Por: Maria Demétrio, Diretora de Mulheres da UBES
O ambiente escolar, que deveria ser um espaço de formação cidadã, de pensamento crítico e de liberdade, tem sido cada vez mais marcado pelo avanço de discursos conservadores, autoritários e opressores. Nos últimos anos, com o fortalecimento da extrema-direita no Brasil, testemunhamos o crescimento de valores que promovem a intolerância, o machismo, a homofobia e outras formas de violência psicológica e física dentro das instituições de ensino. Essa realidade se faz presente de maneira concreta nas salas de aula, nos corredores e nos espaços comuns, transformando o que deveria ser um lugar de aprendizado e formação humana em um território marcado por diferentes formas de opressão na vida dos e das estudantes.
A União Brasileira dos e das Estudantes Secundaristas (UBES) tem sido constantemente acionada por denúncias de assédio moral e sexual, perseguições ideológicas, censura e outras violências que se alastram pelas escolas em diversos estados do país. Diante disso, é urgente reafirmar: a escola precisa ser um território feminista e livre de violências, onde os e as estudantes possam se descobrir como sujeitos de suas próprias vidas, acolhidos com suas cores, histórias e diferentes realidades.

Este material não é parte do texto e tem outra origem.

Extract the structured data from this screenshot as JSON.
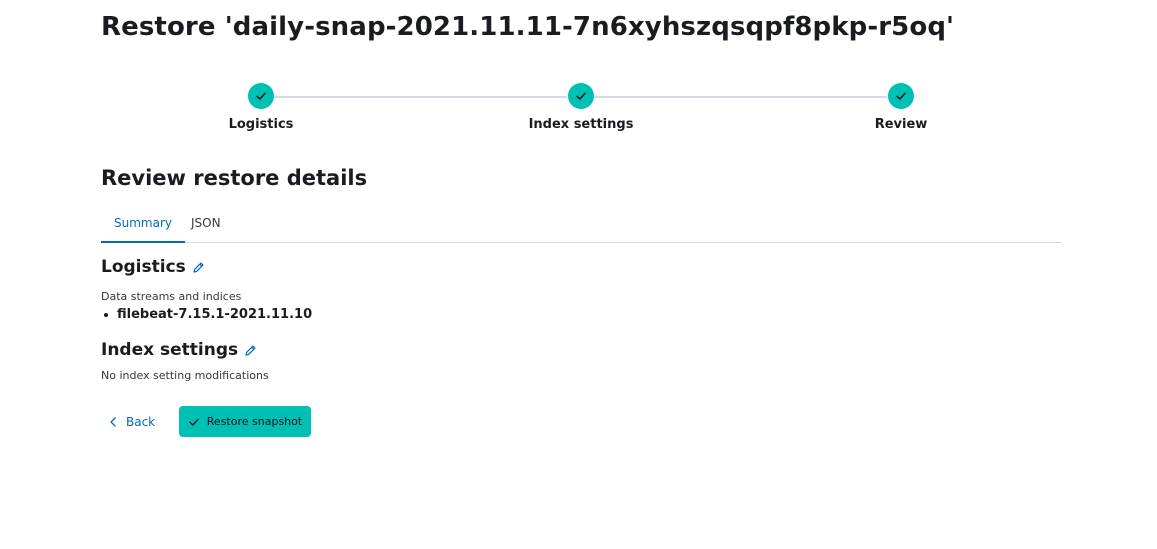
{
  "page": {
    "title": "Restore 'daily-snap-2021.11.11-7n6xyhszqsqpf8pkp-r5oq'"
  },
  "stepper": {
    "steps": [
      {
        "label": "Logistics",
        "status": "complete"
      },
      {
        "label": "Index settings",
        "status": "complete"
      },
      {
        "label": "Review",
        "status": "complete"
      }
    ]
  },
  "review": {
    "title": "Review restore details",
    "tabs": [
      {
        "label": "Summary",
        "selected": true
      },
      {
        "label": "JSON",
        "selected": false
      }
    ]
  },
  "logistics": {
    "title": "Logistics",
    "field_label": "Data streams and indices",
    "indices": [
      "filebeat-7.15.1-2021.11.10"
    ]
  },
  "index_settings": {
    "title": "Index settings",
    "description": "No index setting modifications"
  },
  "actions": {
    "back_label": "Back",
    "restore_label": "Restore snapshot"
  },
  "colors": {
    "accent": "#00bfb3",
    "link": "#006bb8",
    "border": "#d3dae6",
    "text": "#1a1c21"
  },
  "icons": [
    "check-icon",
    "pencil-icon",
    "chevron-left-icon"
  ]
}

A educação tem sido, historicamente, um dos principais alvos da extrema-direita, vítima de um desmonte que atravessa décadas. A tentativa de deslegitimar o pensamento crítico e a empatia com a diversidade presente em cada território, os ataques constantes a professores e professoras que promovem o debate necessário sobre temas como raça, classe, gênero e sexualidade revelam uma estratégia clara de dominação. Querem que o povo tenha medo de pensar e de debater. Em nome de uma falsa neutralidade ou de supostos valores, tentam silenciar discussões fundamentais para a construção de uma sociedade mais justa e segura para todas as pessoas.
Na prática, isso se manifesta na repressão a projetos pedagógicos voltados para os direitos humanos, no desmonte de políticas de inclusão e na perseguição a estudantes e educadores que levantam bandeiras feministas, antirracistas e LGBT. O conservadorismo, que antes circulava de forma velada, agora se impõe com agressividade e apoio institucional. Hoje, ele agride nossos corpos de forma direta, em qualquer lugar.
As violências que atravessam as instituições de ensino são reflexo direto das estruturas da nossa sociedade. As escolas têm sido palco de abuso de poder, machismo, misoginia e violência de gênero. Na maioria das vezes, as denúncias são silenciadas, as vítimas são culpabilizadas e expostas. Isso tem contribuído para o aumento da evasão escolar e para o adoecimento da juventude. A falta de preparo das gestões pedagógicas atinge também professores e professoras que tentam acolher e proteger os estudantes, que tentam manter viva a dimensão formadora e transformadora que a escola deveria ter.
É urgente que todas as pessoas que compõem a escola, direção, funcionários, educadores e educadoras, passem por formações contínuas sobre gênero, raça e classe. A ausência de uma educação libertadora alimenta o surgimento de uma geração de opressores e empurra outra geração a se esconder para sobreviver.
Lutar por territórios feministas nas escolas não é apenas defender a segurança de estudantes e professoras. É construir um novo projeto de educação: uma escola que forme sujeitos críticos, conscientes de seus direitos, capazes de transformar a realidade e de não reproduzir as mesmas violências que tentamos combater. Uma escola que contribua para o desmantelamento do sistema patriarcal que, há séculos, tenta nos excluir de espaços que sempre foram nossos por direito.
Essa transformação exige o fortalecimento dos grêmios estudantis, dos coletivos feministas, dos projetos pedagógicos antidiscriminatórios e a criação de espaços reais de escuta e acolhimento. Também exige uma postura ativa do Estado, com políticas públicas eficazes que garantam dignidade e proteção aos e às estudantes.
Mas será que é possível construir uma escola verdadeiramente livre de violências? Eu arrisco dizer que sim. Como disse Nalu Faria, da Marcha Mundial das Mulheres: “É preciso radicalizar a luta para ampliar os horizontes do possível.” Seremos nós a ampliar esses horizontes. Para isso, é necessário garantir a atuação cotidiana dos grêmios estudantis, exigir das gestões escolares um compromisso com a segurança e o bem-estar de todos e todas, e enfrentar com seriedade os casos de violência que continuam sendo ignorados ou tratados com descaso.
Defender uma escola livre é defender a democracia. É permitir que a juventude desenvolva pensamento crítico e possa sonhar coletivamente com o mundo que deseja construir. Uma escola feminista não é uma escola só para mulheres, é uma escola para todos. Um mundo que funciona para as mulheres funciona para todo mundo.
Que cada escola seja um território de liberdade, onde meninas, jovens negros, indígenas, LGBT e todos os corpos historicamente oprimidos possam existir, resistir e florescer. Seguiremos em marcha até que todas sejamos livres!